On other occasions, a scandal would start with a small burst, then peter out as the White House pounded their liberal friends into submission by suggesting they didn't want to be tools of a right-wing conspiracy. Take Hillary's $100,000 commodities bonanza. The allegations led to the famous Pink Lady press conference, with everyone cooing about the First Lady's "performance," all style and no substance. The story just died, never to be resolved.
What is painfully apparent is that each of these scandals is part of a wider mosaic that, when all the tiles are placed together, show an administration that is pathological in its dishonesty. Give credit where credit is due: to Newsweek's Michael Isikoff for exposing this depraved President, and to ABC's Sam Donaldson, who refuses to be fooled by White House doubletalk.
Then again, we should also focus on those unfortunate family members who've been embarrassed along with the President by these sordid stories. I refer not to Hillary and Chelsea, but to their surrogate family members in the media, like poor Eleanor Clift and Bryant Gumbel. Whatever shred of credibility they hoped to retain throughout the Chutzpah President's remaining days is gone, but it seems no one's told them. The day the story broke, Clift defended Clinton on MSNBC: "Well, he's been elected twice with people knowing that he has had affairs. Now is the fact that this woman is 21, I mean she's still of age I suppose." Besides, Clift argued, "libido and leadership is often linked." You could almost hear the laughter.

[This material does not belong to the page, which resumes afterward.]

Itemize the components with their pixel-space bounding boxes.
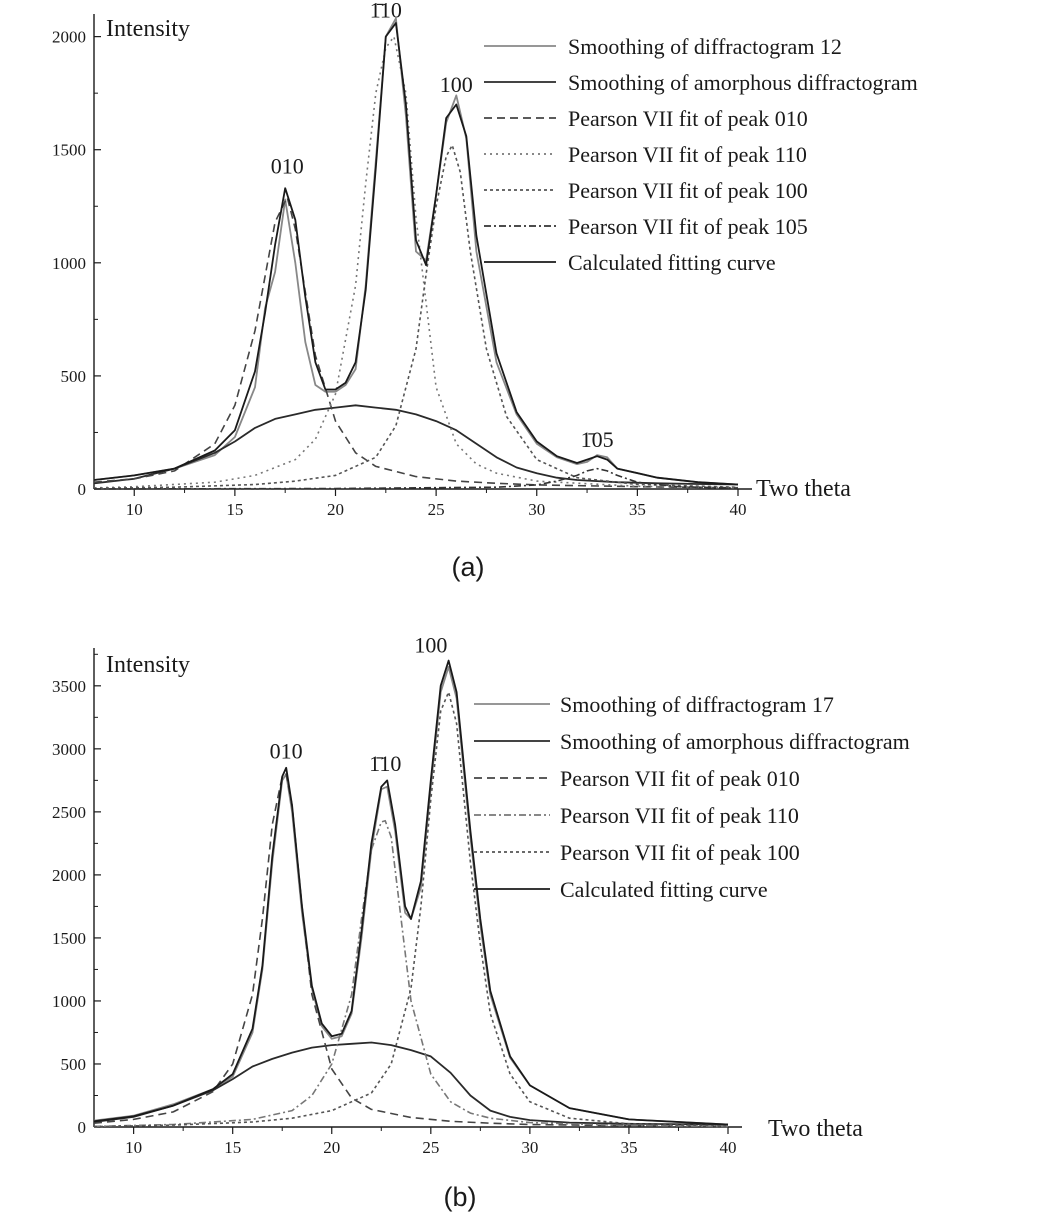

On his Nielsen-challenged CBS show "Public Eye," Gumbel was even more partisan, and pathetically so: "These allegations have been spawned by a series of secretly recorded audio tapes, behind the tapes and the charges: Special Prosecutor Kenneth Starr, the same Republican partisan who has unsuccessfully dogged Mr. Clinton for three and one-half years." Gumbel asked reporter Scott Pelley: "Scott, as you and I both know, a popular move these days is to make a titillating charge and then have the media create the frenzy. Given Kenneth Starr's track record, should we suspect that he's trying to do with innuendo that which he has been unable to do with evidence?" No, but we should suspect that Gumbel is trying to do with innuendo what he could never do with objective truth.
Clinton may still be in denial about his behavior, but the media are just coming out of their denial. It's as if they've all suddenly found a code word for his modus operandi: "Slick Willie." Welcome to the club, folks. And maybe after you finish the Lewinsky story, you might try to tie up all the other loose ends you've left untied.